機械学習の分野でも通常時のデータから外れた値というのはよく目にします。膨大なデータが求められる機械学習ですが、量が多くなればなるほど、誤差やミスなどが発生する確率は高くなります。シンプルに考えるのであれば、除去を行えば問題ないのかもしれません。しかし、データ分析を行うに当たって安易に値を削除することは重要な事態を引き起こす可能性があります。

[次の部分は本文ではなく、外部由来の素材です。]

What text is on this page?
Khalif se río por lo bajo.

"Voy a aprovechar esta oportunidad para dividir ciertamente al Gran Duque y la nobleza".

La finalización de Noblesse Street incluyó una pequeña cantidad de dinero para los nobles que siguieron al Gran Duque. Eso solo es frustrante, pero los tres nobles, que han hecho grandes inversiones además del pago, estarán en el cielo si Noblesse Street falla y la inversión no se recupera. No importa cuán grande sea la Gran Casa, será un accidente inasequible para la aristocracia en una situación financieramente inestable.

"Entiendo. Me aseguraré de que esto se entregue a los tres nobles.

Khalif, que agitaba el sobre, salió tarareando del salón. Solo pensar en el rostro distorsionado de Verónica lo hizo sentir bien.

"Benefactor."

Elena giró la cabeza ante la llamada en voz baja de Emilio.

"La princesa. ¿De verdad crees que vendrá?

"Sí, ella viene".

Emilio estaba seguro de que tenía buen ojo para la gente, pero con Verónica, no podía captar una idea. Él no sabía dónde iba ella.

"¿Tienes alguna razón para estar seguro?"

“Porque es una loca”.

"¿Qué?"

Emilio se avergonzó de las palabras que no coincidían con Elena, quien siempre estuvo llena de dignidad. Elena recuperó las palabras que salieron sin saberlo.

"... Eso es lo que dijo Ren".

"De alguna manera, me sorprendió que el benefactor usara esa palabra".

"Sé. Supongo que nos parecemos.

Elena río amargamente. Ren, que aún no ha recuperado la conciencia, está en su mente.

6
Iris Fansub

本稿では機械学習でよく耳にする「外れ値」について解説していきます。その後、Pythonを使用して外れ値の検出方法を実装していきます。機械学習を勉強し始めた方や、データサイエンティストを目指されている人にとって非常に重要な内容のため、しっかりと押さえましょう。

外れ値と異常値

本節では、外れ値と異常値について詳しく解説していきます。これらの言葉の概念は最も初歩的ですが、理解していないと先に進むことができません。図を用いながら可能な限り直感的に、正しく理解できるように解説して行きます。

外れ値とは

外れ値(outlier)とは測定された値の中で他のデータとかけ離れているものを指します。実験結果を記録している中で、他のデータの分布とは明らかに異なる場所に数値が出現したりする際に外れ値と呼ばれることが多いです。外れ値が発生する原因は様々ですが、そのままにしておくと、データ分析の際に統計指標を歪める可能性があるため、何らかの対処が必要な場合があります。図1と図2のグラフは外れ値が存在する典型的な例です。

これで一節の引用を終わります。